VIDEO: The Green Publishing Initiative is turning old magazines into jewellery

How big an environmental problem are print magazines? (0:03)

There’s a big surplus of magazines obviously, magazines from as long as 10 years ago. Even the local magazines. We have many issues which are not sold at the end of the day, to the point where we’re even like saying ‘don’t read them, just recycle them’.

But eventually you need to take care of the environment, because where do those magazines go if people have finished reading them? This is what the project is really trying to aim at doing. But most importantly it’s to empower women to come up with this sort of business for the environment and also for their empowerment in their poor communities.  
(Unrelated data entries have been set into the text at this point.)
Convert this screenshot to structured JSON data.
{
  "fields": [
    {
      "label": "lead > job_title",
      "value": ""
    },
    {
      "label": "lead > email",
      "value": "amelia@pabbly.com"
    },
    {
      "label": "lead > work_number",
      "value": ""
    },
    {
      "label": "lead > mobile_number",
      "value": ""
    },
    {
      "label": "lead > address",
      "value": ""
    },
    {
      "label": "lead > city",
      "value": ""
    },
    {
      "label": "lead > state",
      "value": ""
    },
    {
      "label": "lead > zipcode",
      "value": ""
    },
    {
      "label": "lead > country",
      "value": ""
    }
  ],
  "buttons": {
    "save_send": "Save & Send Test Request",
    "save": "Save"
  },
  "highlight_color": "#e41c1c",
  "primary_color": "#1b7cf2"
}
What persuaded you to set up the Green Publishing Initiative? (0:47)

So at the time I’d go home for holidays and I’d find my mother busy cutting my magazine. We publish a magazine called the Ambassador magazine in Harare, so she was busy cutting it and making some beads. I just stood there thinking ‘OK, what is she doing?’ Eventually I saw that she was making a very nice product. That’s when it really hit us to say ok she can do these nice things. And she has a community of friends from her Church that were actually taught by some very good ladies to do this. So we’re just trying to grow this now, to help her and her friends to make a good business from this and eventually recycling these products. 

And how do you intend to collaborate with publishers? (1:32)
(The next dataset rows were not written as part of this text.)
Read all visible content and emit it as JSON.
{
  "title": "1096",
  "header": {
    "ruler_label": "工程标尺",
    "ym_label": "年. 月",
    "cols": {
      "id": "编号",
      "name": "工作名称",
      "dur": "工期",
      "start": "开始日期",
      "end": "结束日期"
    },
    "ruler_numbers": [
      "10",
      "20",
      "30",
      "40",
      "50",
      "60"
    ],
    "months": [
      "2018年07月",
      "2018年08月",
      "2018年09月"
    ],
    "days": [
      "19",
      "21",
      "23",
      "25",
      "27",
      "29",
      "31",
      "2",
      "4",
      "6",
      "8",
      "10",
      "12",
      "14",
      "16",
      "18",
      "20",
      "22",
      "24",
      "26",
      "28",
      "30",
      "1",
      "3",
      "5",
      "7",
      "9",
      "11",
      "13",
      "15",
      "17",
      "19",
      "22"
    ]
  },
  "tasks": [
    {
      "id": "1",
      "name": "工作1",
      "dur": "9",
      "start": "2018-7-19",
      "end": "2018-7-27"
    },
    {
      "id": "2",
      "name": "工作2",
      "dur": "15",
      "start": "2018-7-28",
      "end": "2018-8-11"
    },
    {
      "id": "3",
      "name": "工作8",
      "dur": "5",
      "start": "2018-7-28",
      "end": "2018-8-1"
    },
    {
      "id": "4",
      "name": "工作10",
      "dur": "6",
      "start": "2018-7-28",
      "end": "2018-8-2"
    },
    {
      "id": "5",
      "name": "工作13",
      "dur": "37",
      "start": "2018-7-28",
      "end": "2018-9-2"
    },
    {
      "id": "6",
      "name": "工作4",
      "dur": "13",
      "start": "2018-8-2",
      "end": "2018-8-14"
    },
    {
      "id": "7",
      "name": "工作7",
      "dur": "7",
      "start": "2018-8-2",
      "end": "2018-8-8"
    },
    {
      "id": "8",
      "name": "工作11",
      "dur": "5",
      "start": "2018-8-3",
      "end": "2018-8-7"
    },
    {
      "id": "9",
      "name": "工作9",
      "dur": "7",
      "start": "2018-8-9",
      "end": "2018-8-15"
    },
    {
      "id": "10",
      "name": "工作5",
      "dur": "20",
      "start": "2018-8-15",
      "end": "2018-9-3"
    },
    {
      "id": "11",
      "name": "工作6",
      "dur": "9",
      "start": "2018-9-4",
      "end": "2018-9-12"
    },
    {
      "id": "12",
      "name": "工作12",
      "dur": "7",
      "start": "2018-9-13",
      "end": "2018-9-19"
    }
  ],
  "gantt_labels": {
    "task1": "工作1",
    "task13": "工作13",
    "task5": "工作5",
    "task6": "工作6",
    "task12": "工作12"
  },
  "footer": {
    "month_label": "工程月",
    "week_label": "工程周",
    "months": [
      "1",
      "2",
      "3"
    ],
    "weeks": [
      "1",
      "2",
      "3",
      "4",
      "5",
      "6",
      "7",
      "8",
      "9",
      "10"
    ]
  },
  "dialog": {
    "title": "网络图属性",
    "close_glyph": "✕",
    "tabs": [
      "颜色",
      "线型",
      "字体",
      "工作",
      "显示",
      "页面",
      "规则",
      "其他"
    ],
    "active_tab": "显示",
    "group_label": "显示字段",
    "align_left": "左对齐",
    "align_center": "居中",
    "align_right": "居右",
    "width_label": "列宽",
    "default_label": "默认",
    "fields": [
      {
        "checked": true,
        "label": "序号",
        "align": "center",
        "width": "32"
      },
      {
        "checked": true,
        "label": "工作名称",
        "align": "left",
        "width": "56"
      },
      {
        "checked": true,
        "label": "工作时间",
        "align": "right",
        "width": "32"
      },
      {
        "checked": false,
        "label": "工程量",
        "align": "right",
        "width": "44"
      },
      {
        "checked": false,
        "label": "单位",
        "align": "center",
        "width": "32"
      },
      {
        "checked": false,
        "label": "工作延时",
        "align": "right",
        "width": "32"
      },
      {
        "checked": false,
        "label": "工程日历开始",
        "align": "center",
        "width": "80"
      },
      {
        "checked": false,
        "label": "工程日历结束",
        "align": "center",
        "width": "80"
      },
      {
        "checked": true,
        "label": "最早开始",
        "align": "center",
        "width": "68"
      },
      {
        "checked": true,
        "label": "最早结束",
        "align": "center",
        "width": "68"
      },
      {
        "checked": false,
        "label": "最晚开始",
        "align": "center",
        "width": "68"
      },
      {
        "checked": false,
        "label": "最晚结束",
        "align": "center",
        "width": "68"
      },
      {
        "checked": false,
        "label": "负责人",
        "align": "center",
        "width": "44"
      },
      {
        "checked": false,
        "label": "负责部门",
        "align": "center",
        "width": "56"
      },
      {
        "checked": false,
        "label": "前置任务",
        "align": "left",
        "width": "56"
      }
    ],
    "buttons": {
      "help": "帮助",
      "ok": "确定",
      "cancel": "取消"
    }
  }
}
What we want publishers to do is to partner with us and say at Easter, you want to send out gifts to your readers, or your subscribers. So you can order as many as 10,000 depending on your print run – you can order as many as 10,000 small gifts to range from the bracelets with earrings, we can customise it can be even an opener and you send those out to your subscribers. We can even use your magazines, your flyers, your calendars, tell us who your printer is… So at the end of the day it’s really having you as a publisher being responsible for the environment number one, and also supporting some women that have found fascinations with your magazines… even if sometimes they don’t read them or fellows have made them Blippable, you never know the sky’s the limit.  

How will the publishers benefit? (2:22)

You know for a long time we’ve had different industries having some sort of a… well in Africa we call them NGOs… Non-Government organisations… if you ever thought of the magazine industry ever having a non profit organisation this would be the one, y’know cos we at the end of the day, we show the good side of the publisher. So it’s a very good initiative for any magazine publisher who’s still doing print.